Meditação da Técnica
José Ortega y Gasset
Tradução e Prólogo de Luís Washington Vita
[b]2. CONCEITO DE TÉCNICA[/b]
A conclusão orteguiana é problemática e sua meditação, preliminar. Nem poderia ser diferente, se o pensador madrilenho quisesse permanecer, como egregiamente permanece, numa atmosfera filosófica, problematicística, pois a missão principal da filosofia, para não dizer a única, é a problematização de tudo o que se lhe apresenta, seja da realidade, seja das proposições sobre ela, isto é, a única coisa que pode fazer a filosofia é ver os problemas como problemas, ou seja, examinar a significação de todos os problemas e de todo o problemático. E não há nada mais problemático do que qualquer das dimensões do humano, uma das quais é a técnica, cujo sentido, vantagens, danos e limites foram o tema de Ortega em suas preleções de 1933, antes da utilização da energia nuclear, da astronáutica, da automação, da psicologia experimental . Claro está que problema não é apenas uma incógnita a determinar, mas a necessidade na qual encontra o nosso pensamento explicação de um objeto qualquer (real, ideal, axiológico, metafísico). E o primeiro problema filosófico da técnica está na idéia de "criação" ensejada pelo aparecimento de novas matérias (petroquímica, fibras sintéticas), alterando a própria vivência imediata que o homem tem do que é substância ou coisa. E isto de modo especial quando nos ocorre que esta noção de substância surgiu na Grécia, há mais de vinte séculos, nos exorcismos das primeiras "técnicas" significativas dos helenos. Com efeito, a pedra ou a madeira aparecem como alguma coisa dotada de propriedades determinadas, de um ser fixo e constante — de uma consistência invariável e peculiar — que por isso pode servir para certos fins: construir uma casa, cruzar o mar flutuando, aquecer mediante combustão; a isto é que os gregos chamaram substância. Ora, as "substâncias" produzidas pela técnica atual são exatamente o inverso: longe de ter propriedades fixas e inerentes, que permitem certa aplicação, se "inventam" para satisfazer determinadas necessidades que o homem sente, e logo aparecem relativizadas, referidas a uma função humana, que é o que lhes confere sua substantividade. Por isso, na designação destes produtos, costuma intervir um "para", que revela sua índole funcional.

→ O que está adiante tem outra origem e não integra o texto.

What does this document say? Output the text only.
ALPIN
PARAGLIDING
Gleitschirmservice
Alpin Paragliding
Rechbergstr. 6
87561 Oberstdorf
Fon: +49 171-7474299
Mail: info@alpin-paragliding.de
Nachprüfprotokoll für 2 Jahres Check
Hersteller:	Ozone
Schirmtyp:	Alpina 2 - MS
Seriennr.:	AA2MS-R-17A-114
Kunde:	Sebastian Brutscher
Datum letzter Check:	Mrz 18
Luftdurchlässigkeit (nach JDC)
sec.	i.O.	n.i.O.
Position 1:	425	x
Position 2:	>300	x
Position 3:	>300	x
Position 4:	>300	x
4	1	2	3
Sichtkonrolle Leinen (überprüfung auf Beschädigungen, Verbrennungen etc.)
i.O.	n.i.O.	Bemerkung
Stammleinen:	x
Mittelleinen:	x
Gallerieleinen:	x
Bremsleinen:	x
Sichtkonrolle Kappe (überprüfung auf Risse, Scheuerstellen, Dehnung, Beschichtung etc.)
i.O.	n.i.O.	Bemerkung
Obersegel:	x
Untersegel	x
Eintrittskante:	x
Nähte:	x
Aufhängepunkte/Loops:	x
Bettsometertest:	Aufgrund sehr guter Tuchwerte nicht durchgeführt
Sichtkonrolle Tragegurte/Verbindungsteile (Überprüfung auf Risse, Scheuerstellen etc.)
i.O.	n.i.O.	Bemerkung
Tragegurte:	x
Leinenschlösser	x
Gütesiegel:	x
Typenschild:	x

Reconhecida a problematicidade filosófica de nosso tema, vejamos o que se deve entender por técnica. O termo grego, oriundo da raiz sânscrita Tvaksh (fazer, aparelhar), designava para os helenos toda atividade forjadora, como habilidade de manipulação e produção de objetos materiais, habilidade de factura, implicando capacidade específica de execução, industriosidade, antes que verdadeira e lídima atividade criadora. Deste modo, "técnica" significa originàriamente "arte", isto é, arte ou maneira de fazer uma coisa; procedimento. Contudo, a técnica se distingue tanto da arte, no sentido genuíno da palavra, como do método, com o qual é freqüentemente confundida, já que a técnica de uma ciência é a arte de executar as operações manuais que seus métodos exigem; e o método, ao contrário, é um conjunto de operações lógicas. Evidentemente, técnica não é apenas o conhecimento enquanto serve de base à ação prática, ou seja, o conhecimento aplicado (e, neste caso, seria uma espécie de praxiologia), mas é, em sentido geral, a própria ação ou atividade prática, enquanto aplicação de um conhecimento; e, em sentido específico, é a atividade prática enquanto utiliza uma ou mais leis naturais, de modo que a verificação destas valha como resultado da própria atividade . Portanto, a técnica é o conjunto das habilidades cujo auxílio permite aos homens o aproveitamento da natureza para fins humanos; como tal, é uma autêntica característica do homem e só do homem, nascendo com ele graças ao seu espírito inventivo. Por isso a técnica progride e tem uma história, o que não ocorre com os animais "construtores", que não inventam e não progridem, e sua "técnica" não é inventiva nem suscetível de desenvolvimento. Consoante Spengler, "o tipo abelha desde que existe tem construído seus favos como o faz agora, e há de continuar a construí-los assim até a sua extinção. Os favos pertencem à abelha como a forma de suas asas e a cor de seu corpo" (Oswald Spengler, O homem e a técnica, trad. bras., Porto Alegre, 1941, pág. 51.). É com o homem que as técnicas se desenvolvem completamente, pois o homem, pela forma de seu corpo e pela aptidão de seu cérebro, não é um simples repetidor de processos industriais da vida, mas um inovador, um prodigioso inventor de mecanismos novos, diferentes daqueles que a natureza, por instinto, associou à própria forma do corpo do animal e ao seu ritmo (P. DUCASSÉ, Histoire des techniques, Paris, 1948, pág. 6.).